Another way to deal with that is to havet the filter store change since
the merge base, from an E-Mail of mine back in May[1] when this was
discussed:

    From: Ævar Arnfjörð Bjarmason <ava...@gmail.com>
    Date: Fri, 04 May 2018 22:36:07 +0200
    Message-ID: <87h8nnxio8....@evledraar.gmail.com> (raw)

    On Fri, May 04 2018, Jakub Narebski wrote:

    (Just off-the cuff here and I'm surely about to be corrected by
    Derrick...)

    > * What to do about merge commits, and octopus merges in particular?
    >   Should Bloom filter be stored for each of the parents?  How to ensure
    >   fast access then (fixed-width records) - use large edge list?

    You could still store it fixed with, you'd just say that if you
    encounter a merge with N parents the filter wouldn't store files changed
    in that commit, but rather whether any of the N (including the merge)
    had changes to files as of the their common merge-base.

    Then if they did you'd need to walk all sides of the merge where each
    commit would also have the filter to figure out where the change(s)
    was/were, but if they didn't you could skip straight to the merge base
    and keep walking.
    [...]

Ideas are cheap and I don't have any code to back that up, just thought
I'd mention it if someone found it interesting.

Thinking about this again I wonder if something like that could be
generalized more, i.e. in the abstract the idea is really whether we can
store a filter for N commits so we can skip across N in the walk as an
optimization, doing this for merges is just an implementation detail.

So what if the bloom filters were this sort of structure:

    <commit_the_filter_is_for> = [<bloom bitmap>, <next commit with filter>]
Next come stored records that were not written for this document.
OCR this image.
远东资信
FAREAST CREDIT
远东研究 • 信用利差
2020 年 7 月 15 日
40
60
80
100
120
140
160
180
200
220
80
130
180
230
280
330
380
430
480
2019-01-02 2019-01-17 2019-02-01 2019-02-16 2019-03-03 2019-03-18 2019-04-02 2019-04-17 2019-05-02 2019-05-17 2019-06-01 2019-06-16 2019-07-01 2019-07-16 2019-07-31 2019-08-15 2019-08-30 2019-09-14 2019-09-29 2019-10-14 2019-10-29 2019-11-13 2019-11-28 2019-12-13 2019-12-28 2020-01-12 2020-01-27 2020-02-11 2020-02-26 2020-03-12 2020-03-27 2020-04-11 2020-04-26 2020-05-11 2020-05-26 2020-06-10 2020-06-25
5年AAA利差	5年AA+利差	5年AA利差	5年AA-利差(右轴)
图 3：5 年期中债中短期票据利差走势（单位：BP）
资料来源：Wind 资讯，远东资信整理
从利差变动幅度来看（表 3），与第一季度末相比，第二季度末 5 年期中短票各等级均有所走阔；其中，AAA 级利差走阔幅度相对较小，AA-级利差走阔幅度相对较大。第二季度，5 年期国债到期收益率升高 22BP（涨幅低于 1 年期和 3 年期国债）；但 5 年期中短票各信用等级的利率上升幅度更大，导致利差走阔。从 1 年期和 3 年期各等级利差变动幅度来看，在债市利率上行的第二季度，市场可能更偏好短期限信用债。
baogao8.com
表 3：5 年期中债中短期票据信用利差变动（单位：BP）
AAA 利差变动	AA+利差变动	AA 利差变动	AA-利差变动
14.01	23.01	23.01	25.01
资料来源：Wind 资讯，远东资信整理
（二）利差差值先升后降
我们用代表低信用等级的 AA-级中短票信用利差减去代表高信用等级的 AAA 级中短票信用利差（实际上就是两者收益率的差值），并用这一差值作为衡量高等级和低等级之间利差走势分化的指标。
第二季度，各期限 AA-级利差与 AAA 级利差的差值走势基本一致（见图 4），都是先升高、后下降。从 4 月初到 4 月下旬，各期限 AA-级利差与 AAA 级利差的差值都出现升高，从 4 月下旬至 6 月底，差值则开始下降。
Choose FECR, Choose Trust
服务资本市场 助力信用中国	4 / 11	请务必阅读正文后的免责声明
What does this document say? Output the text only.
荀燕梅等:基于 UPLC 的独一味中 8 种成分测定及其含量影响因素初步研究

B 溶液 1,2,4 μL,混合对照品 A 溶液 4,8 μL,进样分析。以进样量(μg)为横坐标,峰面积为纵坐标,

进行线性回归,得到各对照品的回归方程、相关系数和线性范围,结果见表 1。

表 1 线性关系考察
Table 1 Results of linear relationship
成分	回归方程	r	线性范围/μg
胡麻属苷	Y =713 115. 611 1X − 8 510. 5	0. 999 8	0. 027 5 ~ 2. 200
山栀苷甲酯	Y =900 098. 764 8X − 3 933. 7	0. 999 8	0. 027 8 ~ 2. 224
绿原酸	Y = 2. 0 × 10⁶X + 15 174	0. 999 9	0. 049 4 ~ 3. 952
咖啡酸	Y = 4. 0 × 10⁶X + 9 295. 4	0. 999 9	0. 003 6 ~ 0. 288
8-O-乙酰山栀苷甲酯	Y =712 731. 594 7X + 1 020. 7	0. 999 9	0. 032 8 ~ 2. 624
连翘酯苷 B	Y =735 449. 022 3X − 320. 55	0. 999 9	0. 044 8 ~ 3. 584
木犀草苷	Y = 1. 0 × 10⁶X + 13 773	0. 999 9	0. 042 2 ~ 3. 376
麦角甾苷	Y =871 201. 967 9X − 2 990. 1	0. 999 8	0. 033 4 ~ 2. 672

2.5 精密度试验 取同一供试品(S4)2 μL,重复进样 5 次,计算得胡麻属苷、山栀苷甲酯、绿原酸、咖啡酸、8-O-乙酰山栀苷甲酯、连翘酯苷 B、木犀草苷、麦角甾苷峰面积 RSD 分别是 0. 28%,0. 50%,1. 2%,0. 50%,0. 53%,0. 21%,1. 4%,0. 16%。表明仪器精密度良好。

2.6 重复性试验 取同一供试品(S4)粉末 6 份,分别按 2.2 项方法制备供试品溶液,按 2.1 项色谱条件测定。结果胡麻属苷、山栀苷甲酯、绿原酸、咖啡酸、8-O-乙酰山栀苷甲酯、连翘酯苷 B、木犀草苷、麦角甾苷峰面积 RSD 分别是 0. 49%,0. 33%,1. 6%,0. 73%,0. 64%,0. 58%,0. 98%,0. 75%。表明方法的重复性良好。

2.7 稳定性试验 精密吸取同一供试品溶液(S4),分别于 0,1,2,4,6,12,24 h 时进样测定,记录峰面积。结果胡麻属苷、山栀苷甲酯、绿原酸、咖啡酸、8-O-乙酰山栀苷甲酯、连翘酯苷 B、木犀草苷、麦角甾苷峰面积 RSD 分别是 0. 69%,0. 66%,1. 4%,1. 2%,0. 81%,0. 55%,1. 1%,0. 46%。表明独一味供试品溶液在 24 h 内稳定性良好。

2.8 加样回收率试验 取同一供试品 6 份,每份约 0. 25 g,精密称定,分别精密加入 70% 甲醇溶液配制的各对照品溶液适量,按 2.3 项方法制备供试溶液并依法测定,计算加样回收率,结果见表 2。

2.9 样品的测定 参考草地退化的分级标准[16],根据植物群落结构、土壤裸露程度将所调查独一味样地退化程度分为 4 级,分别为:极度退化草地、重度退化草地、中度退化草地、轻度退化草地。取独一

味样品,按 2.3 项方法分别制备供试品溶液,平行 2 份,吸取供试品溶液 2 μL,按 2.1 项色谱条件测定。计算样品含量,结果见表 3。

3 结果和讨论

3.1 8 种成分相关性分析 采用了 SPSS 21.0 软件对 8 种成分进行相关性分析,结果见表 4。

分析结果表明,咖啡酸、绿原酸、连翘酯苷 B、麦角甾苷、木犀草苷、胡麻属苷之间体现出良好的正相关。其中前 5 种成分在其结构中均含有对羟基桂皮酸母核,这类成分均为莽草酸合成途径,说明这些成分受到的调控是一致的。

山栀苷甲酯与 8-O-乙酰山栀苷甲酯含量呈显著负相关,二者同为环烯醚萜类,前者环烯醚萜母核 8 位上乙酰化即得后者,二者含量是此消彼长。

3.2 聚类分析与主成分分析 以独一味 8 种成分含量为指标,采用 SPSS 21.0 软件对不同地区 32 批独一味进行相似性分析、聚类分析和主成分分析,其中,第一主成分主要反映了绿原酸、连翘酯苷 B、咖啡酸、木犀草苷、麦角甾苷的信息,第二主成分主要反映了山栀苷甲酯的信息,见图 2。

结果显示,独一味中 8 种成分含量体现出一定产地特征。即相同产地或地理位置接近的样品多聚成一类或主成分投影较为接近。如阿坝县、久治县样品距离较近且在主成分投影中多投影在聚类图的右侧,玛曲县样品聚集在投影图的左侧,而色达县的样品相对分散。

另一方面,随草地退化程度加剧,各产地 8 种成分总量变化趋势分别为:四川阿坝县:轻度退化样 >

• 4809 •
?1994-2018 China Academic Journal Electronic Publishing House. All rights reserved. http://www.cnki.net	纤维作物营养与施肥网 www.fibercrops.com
So e.g. given a history like ("-> " = parent relationship)

    A -> B
    B -> C
    C -> D
    E -> F

We could store:

    A -> B [<bloom bitmap for A..D>, D]
    B -> C
    C -> D
    D -> E [<bloom bitmap for D..F>, F]
    E -> F
    F -> G [<bloom bitmap for F..G>, G]

Note how the bitmaps aren't evenly spaced. That's because some algorithm
would have walked the graph and e.g. decided that from A..D we had few
enough changes that the bitmap should apply for 4 commits, and then 3
for the next set etc. Whether some range was worth extending could just
be a configurable implementation detail.